Plus on s’éloigne et plus le nuage orangé qui flotte au-dessus de Sfax et notamment la zone industrialo-portuaire, me semble clair. Un ciel qui me rappelle celui de Mdhila.





Mais nous allons vers le large, vers l’horizon bleu, vers les vacances. Derrière nous le phosphate, ca suffit, arrête de nous suivre. Iizi le phosphate.

Kerkennah …
Nous débarquons à Sidi Youssef et devons nous rendre à Sidi Fredj, à l’autre bout de l’île, ou se trouve notre hôtel, dans la même zone que les cinq autres hôtels de l’île. Un taxi collectif nous conduit sur notre petite trentaine de kilomètre, pendant lesquelles l’étroitesse de l’île signalée dans les livres se confirme. Nous la traversons presque de bout en bout. Nous passons la voie romaine qui relie l’île Gharbi à celle de Chergui, les deux principales îles de l’archipel, auxquelles s’ajoutent une douzaine d’îlots. Sur la route : paysages rudes, plats, secs, palmiers parsemés tout du long, jaune, gris, vert pâle, bateaux de pèches, bouchots, quelques petites villes, peu de commerce, palmiers, mer …
On croise aussi beaucoup de maisons en court de construction. Certaines on l’air de l’être depuis des années, et donne l’impression qu’elles ne seront jamais « terminées ». Certaines sont immenses et relèvent plus de la villa secondaire de riches continentaux.
Le taxi nous largue devant notre hôtel. Autour de nous ? Rien ! Un jolie route goudronnée comme on en voit peu dans le bassin minier, des hôtels, et des genre de terrains vagues parsemés de palmier.

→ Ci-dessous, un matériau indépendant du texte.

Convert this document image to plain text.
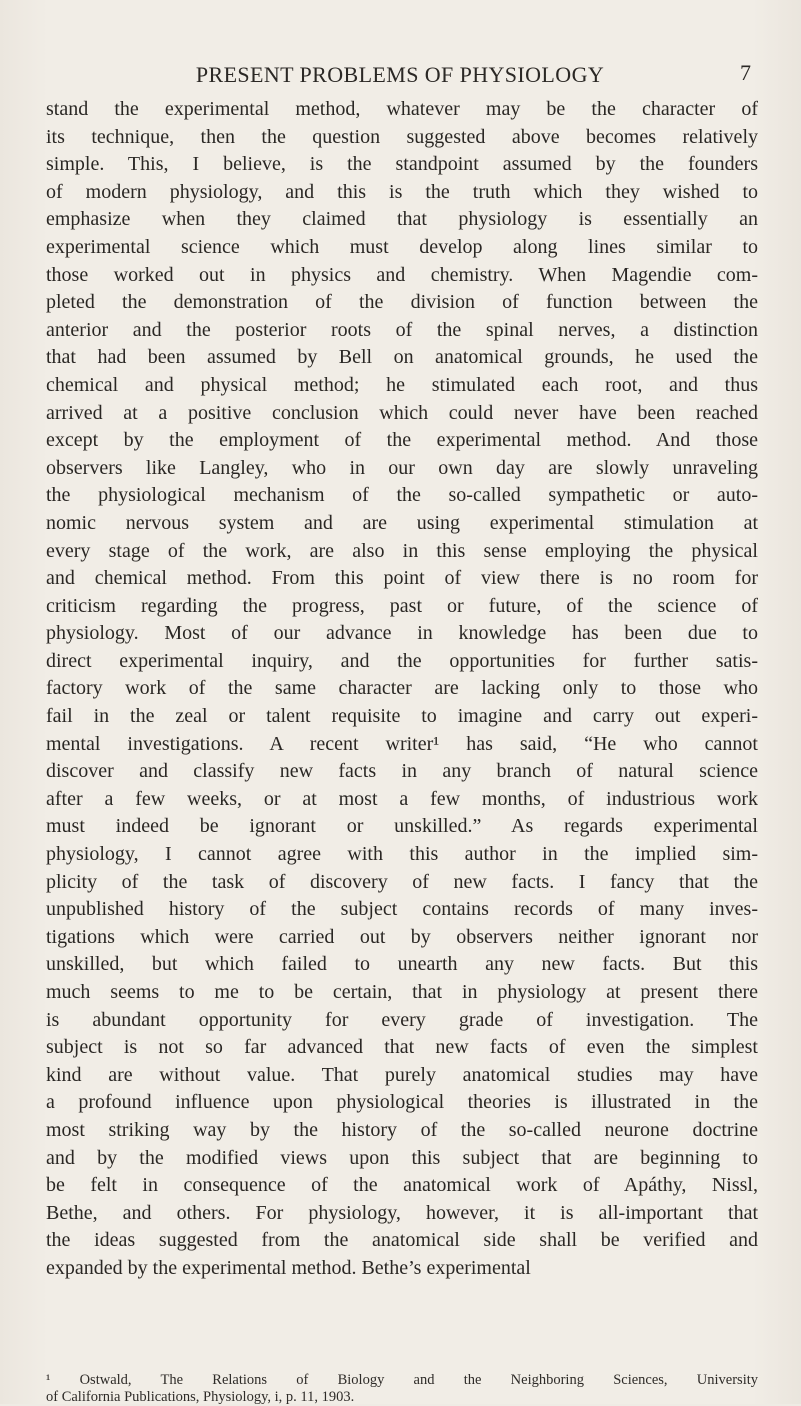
PRESENT PROBLEMS OF PHYSIOLOGY	7
stand the experimental method, whatever may be the character of
its technique, then the question suggested above becomes relatively
simple. This, I believe, is the standpoint assumed by the founders
of modern physiology, and this is the truth which they wished to
emphasize when they claimed that physiology is essentially an
experimental science which must develop along lines similar to
those worked out in physics and chemistry. When Magendie com-
pleted the demonstration of the division of function between the
anterior and the posterior roots of the spinal nerves, a distinction
that had been assumed by Bell on anatomical grounds, he used the
chemical and physical method; he stimulated each root, and thus
arrived at a positive conclusion which could never have been reached
except by the employment of the experimental method. And those
observers like Langley, who in our own day are slowly unraveling
the physiological mechanism of the so-called sympathetic or auto-
nomic nervous system and are using experimental stimulation at
every stage of the work, are also in this sense employing the physical
and chemical method. From this point of view there is no room for
criticism regarding the progress, past or future, of the science of
physiology. Most of our advance in knowledge has been due to
direct experimental inquiry, and the opportunities for further satis-
factory work of the same character are lacking only to those who
fail in the zeal or talent requisite to imagine and carry out experi-
mental investigations. A recent writer¹ has said, “He who cannot
discover and classify new facts in any branch of natural science
after a few weeks, or at most a few months, of industrious work
must indeed be ignorant or unskilled.” As regards experimental
physiology, I cannot agree with this author in the implied sim-
plicity of the task of discovery of new facts. I fancy that the
unpublished history of the subject contains records of many inves-
tigations which were carried out by observers neither ignorant nor
unskilled, but which failed to unearth any new facts. But this
much seems to me to be certain, that in physiology at present there
is abundant opportunity for every grade of investigation. The
subject is not so far advanced that new facts of even the simplest
kind are without value. That purely anatomical studies may have
a profound influence upon physiological theories is illustrated in the
most striking way by the history of the so-called neurone doctrine
and by the modified views upon this subject that are beginning to
be felt in consequence of the anatomical work of Apáthy, Nissl,
Bethe, and others. For physiology, however, it is all-important that
the ideas suggested from the anatomical side shall be verified and
expanded by the experimental method. Bethe’s experimental
¹ Ostwald, The Relations of Biology and the Neighboring Sciences, University
of California Publications, Physiology, i, p. 11, 1903.
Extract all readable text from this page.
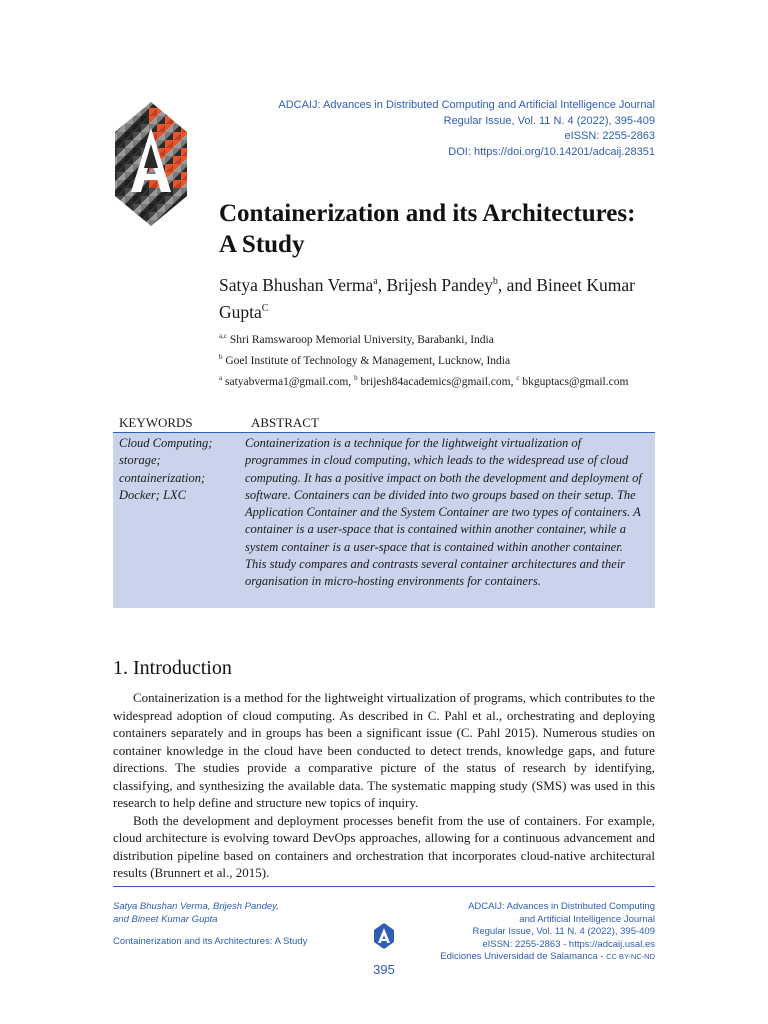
ADCAIJ: Advances in Distributed Computing and Artificial Intelligence Journal
Regular Issue, Vol. 11 N. 4 (2022), 395-409
eISSN: 2255-2863
DOI: https://doi.org/10.14201/adcaij.28351
Containerization and its Architectures:
A Study

Satya Bhushan Verma$^a$, Brijesh Pandey$^b$, and Bineet Kumar Gupta$^C$

$^{a,c}$ Shri Ramswaroop Memorial University, Barabanki, India
$^b$ Goel Institute of Technology & Management, Lucknow, India
$^a$ satyabverma1@gmail.com, $^b$ brijesh84academics@gmail.com, $^c$ bkguptacs@gmail.com
KEYWORDS	ABSTRACT
Cloud Computing;
storage;
containerization;
Docker; LXC
Containerization is a technique for the lightweight virtualization of programmes in cloud computing, which leads to the widespread use of cloud computing. It has a positive impact on both the development and deployment of software. Containers can be divided into two groups based on their setup. The Application Container and the System Container are two types of containers. A container is a user-space that is contained within another container, while a system container is a user-space that is contained within another container. This study compares and contrasts several container architectures and their organisation in micro-hosting environments for containers.
1. Introduction

Containerization is a method for the lightweight virtualization of programs, which contributes to the widespread adoption of cloud computing. As described in C. Pahl et al., orchestrating and deploying containers separately and in groups has been a significant issue (C. Pahl 2015). Numerous studies on container knowledge in the cloud have been conducted to detect trends, knowledge gaps, and future directions. The studies provide a comparative picture of the status of research by identifying, classifying, and synthesizing the available data. The systematic mapping study (SMS) was used in this research to help define and structure new topics of inquiry.

Both the development and deployment processes benefit from the use of containers. For example, cloud architecture is evolving toward DevOps approaches, allowing for a continuous advancement and distribution pipeline based on containers and orchestration that incorporates cloud-native architectural results (Brunnert et al., 2015).

Satya Bhushan Verma, Brijesh Pandey,
and Bineet Kumar Gupta
Containerization and its Architectures: A Study
ADCAIJ: Advances in Distributed Computing
and Artificial Intelligence Journal
Regular Issue, Vol. 11 N. 4 (2022), 395-409
eISSN: 2255-2863 - https://adcaij.usal.es
Ediciones Universidad de Salamanca - CC BY-NC-ND
395
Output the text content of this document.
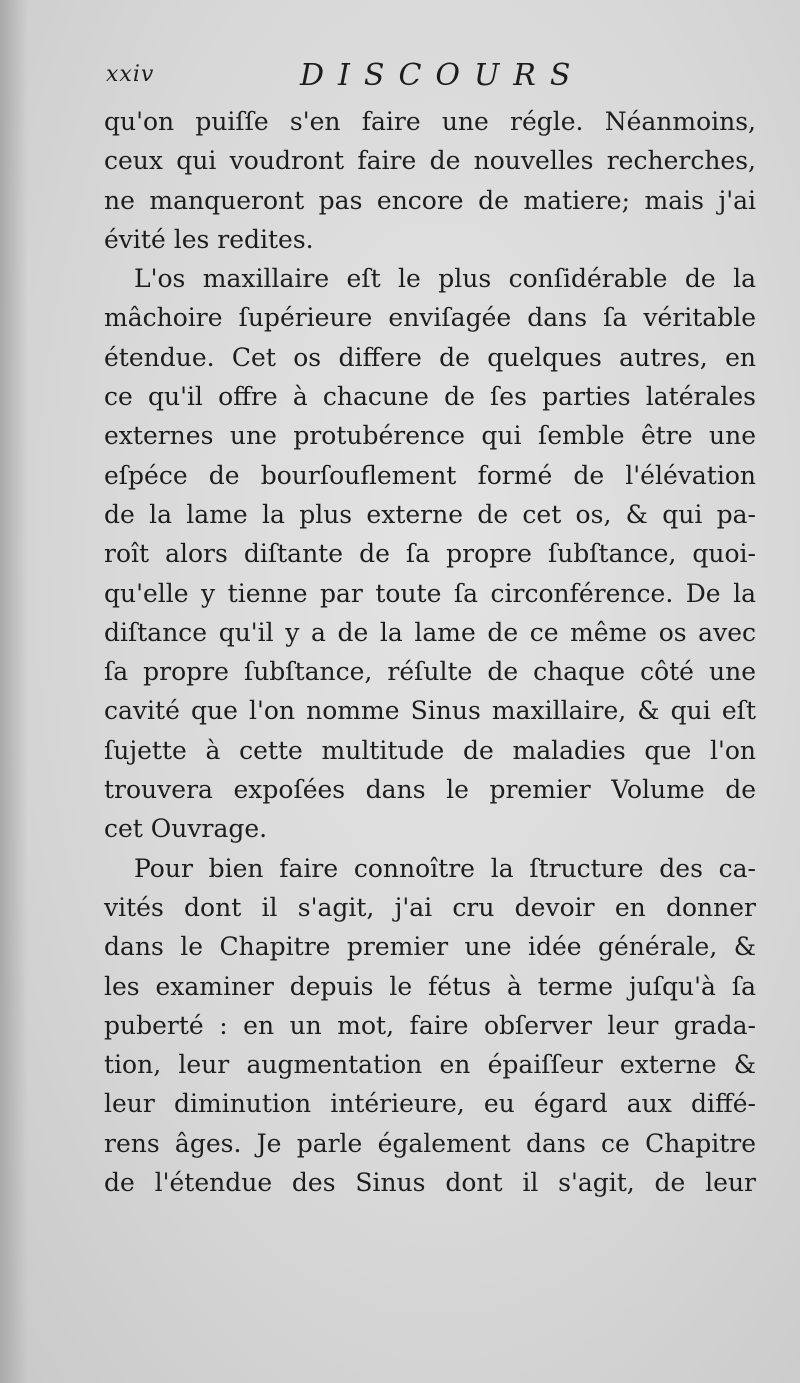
xxiv	DISCOURS
qu'on puiſſe s'en faire une régle. Néanmoins,
ceux qui voudront faire de nouvelles recherches,
ne manqueront pas encore de matiere; mais j'ai
évité les redites.
L'os maxillaire eſt le plus conſidérable de la
mâchoire ſupérieure enviſagée dans ſa véritable
étendue. Cet os differe de quelques autres, en
ce qu'il offre à chacune de ſes parties latérales
externes une protubérence qui ſemble être une
eſpéce de bourſouflement formé de l'élévation
de la lame la plus externe de cet os, & qui pa-
roît alors diſtante de ſa propre ſubſtance, quoi-
qu'elle y tienne par toute ſa circonférence. De la
diſtance qu'il y a de la lame de ce même os avec
ſa propre ſubſtance, réſulte de chaque côté une
cavité que l'on nomme Sinus maxillaire, & qui eſt
ſujette à cette multitude de maladies que l'on
trouvera expoſées dans le premier Volume de
cet Ouvrage.
Pour bien faire connoître la ſtructure des ca-
vités dont il s'agit, j'ai cru devoir en donner
dans le Chapitre premier une idée générale, &
les examiner depuis le fétus à terme juſqu'à ſa
puberté : en un mot, faire obſerver leur grada-
tion, leur augmentation en épaiſſeur externe &
leur diminution intérieure, eu égard aux diffé-
rens âges. Je parle également dans ce Chapitre
de l'étendue des Sinus dont il s'agit, de leur
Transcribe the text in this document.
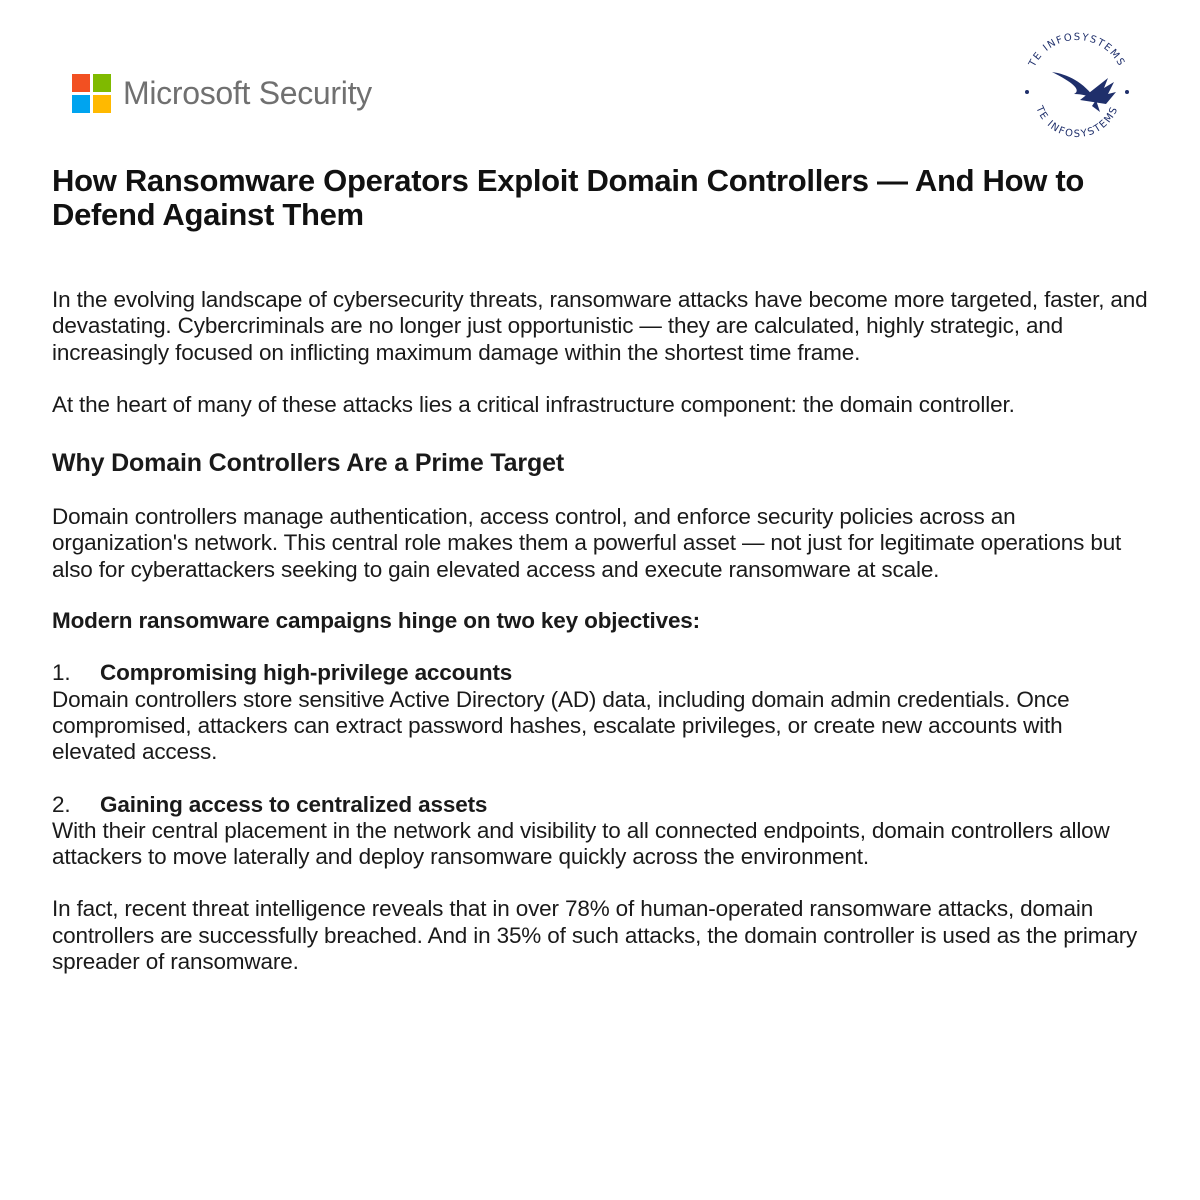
Microsoft Security
TE INFOSYSTEMS
TE INFOSYSTEMS
How Ransomware Operators Exploit Domain Controllers — And How to Defend Against Them

In the evolving landscape of cybersecurity threats, ransomware attacks have become more targeted, faster, and devastating. Cybercriminals are no longer just opportunistic — they are calculated, highly strategic, and increasingly focused on inflicting maximum damage within the shortest time frame.

At the heart of many of these attacks lies a critical infrastructure component: the domain controller.

Why Domain Controllers Are a Prime Target

Domain controllers manage authentication, access control, and enforce security policies across an organization's network. This central role makes them a powerful asset — not just for legitimate operations but also for cyberattackers seeking to gain elevated access and execute ransomware at scale.

Modern ransomware campaigns hinge on two key objectives:

1. Compromising high-privilege accounts
Domain controllers store sensitive Active Directory (AD) data, including domain admin credentials. Once compromised, attackers can extract password hashes, escalate privileges, or create new accounts with elevated access.
2. Gaining access to centralized assets
With their central placement in the network and visibility to all connected endpoints, domain controllers allow attackers to move laterally and deploy ransomware quickly across the environment.

In fact, recent threat intelligence reveals that in over 78% of human-operated ransomware attacks, domain controllers are successfully breached. And in 35% of such attacks, the domain controller is used as the primary spreader of ransomware.
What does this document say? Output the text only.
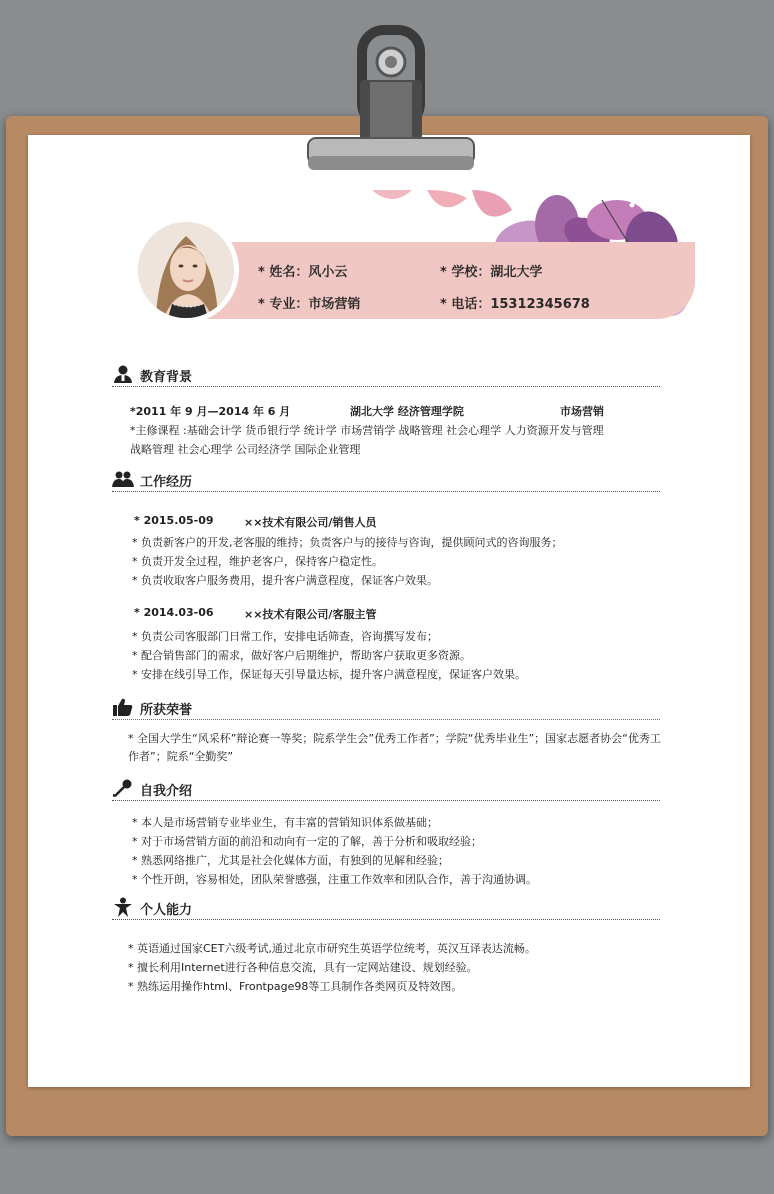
* 姓名：风小云	* 学校：湖北大学
* 专业：市场营销	* 电话：15312345678
教育背景
*2011 年 9 月—2014 年 6 月	湖北大学 经济管理学院	市场营销
*主修课程 :基础会计学 货币银行学 统计学 市场营销学 战略管理 社会心理学 人力资源开发与管理
战略管理 社会心理学 公司经济学 国际企业管理
工作经历
* 2015.05-09	××技术有限公司/销售人员
* 负责新客户的开发,老客服的维持；负责客户与的接待与咨询，提供顾问式的咨询服务；
* 负责开发全过程，维护老客户，保持客户稳定性。
* 负责收取客户服务费用，提升客户满意程度，保证客户效果。
* 2014.03-06	××技术有限公司/客服主管
* 负责公司客服部门日常工作，安排电话筛查，咨询撰写发布；
* 配合销售部门的需求，做好客户后期维护，帮助客户获取更多资源。
* 安排在线引导工作，保证每天引导量达标，提升客户满意程度，保证客户效果。
所获荣誉
* 全国大学生“风采杯”辩论赛一等奖；院系学生会”优秀工作者”；学院“优秀毕业生”；国家志愿者协会“优秀工作者”；院系“全勤奖”
自我介绍
* 本人是市场营销专业毕业生，有丰富的营销知识体系做基础；
* 对于市场营销方面的前沿和动向有一定的了解，善于分析和吸取经验；
* 熟悉网络推广，尤其是社会化媒体方面，有独到的见解和经验；
* 个性开朗，容易相处，团队荣誉感强，注重工作效率和团队合作，善于沟通协调。
个人能力
* 英语通过国家CET六级考试,通过北京市研究生英语学位统考，英汉互译表达流畅。
* 擅长利用Internet进行各种信息交流，具有一定网站建设、规划经验。
* 熟练运用操作html、Frontpage98等工具制作各类网页及特效图。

On se pointe devant l’imposant portail en bois, la barricade presque. Personne, ça a l’air fermé. On commence à s’avouer que cette île a des airs de désolation, d’île morte. On appelle le numéro, bref, la porte automatique fini par s’ouvrir.
Nous sommes dans un hôtel de taille, piscine, chevaux, grand terrain, restaurant, discothèque, boutiques, chambres en genre de petits bungalows ronds, bord de mer les pieds dans l’eau, bar en bord de piscine … C’était le moins cher, et en plus il avait une piscine !
Mais nous sommes surtout dans un hôtel fantôme. Il n’y a pas un seul client, personne. On insiste pour être surs qu’ils n’ouvrent pas que pour nous. Non non, bienvenus. A part la piscine qui est bien là, remplie, tout est mort, désert. L’enseigne « boutique » est toute poussiéreuse, et je serais curieuse de voir l’état de la piste de danse … quelques moustiques s’y retrouvent peut-être pour swinguer, et encore. La plage de l’hôtel est décorée d’un parasol en paille oublié qui grincent au grés du vent, de pneus, et d’une barque accidentée et rongée par le sel au fil du temps...
On dirait un grand jeu symbolique, ou alors un hôtel où il se serait passé des choses horribles , ou alors un décor parfait pour film d’horreur.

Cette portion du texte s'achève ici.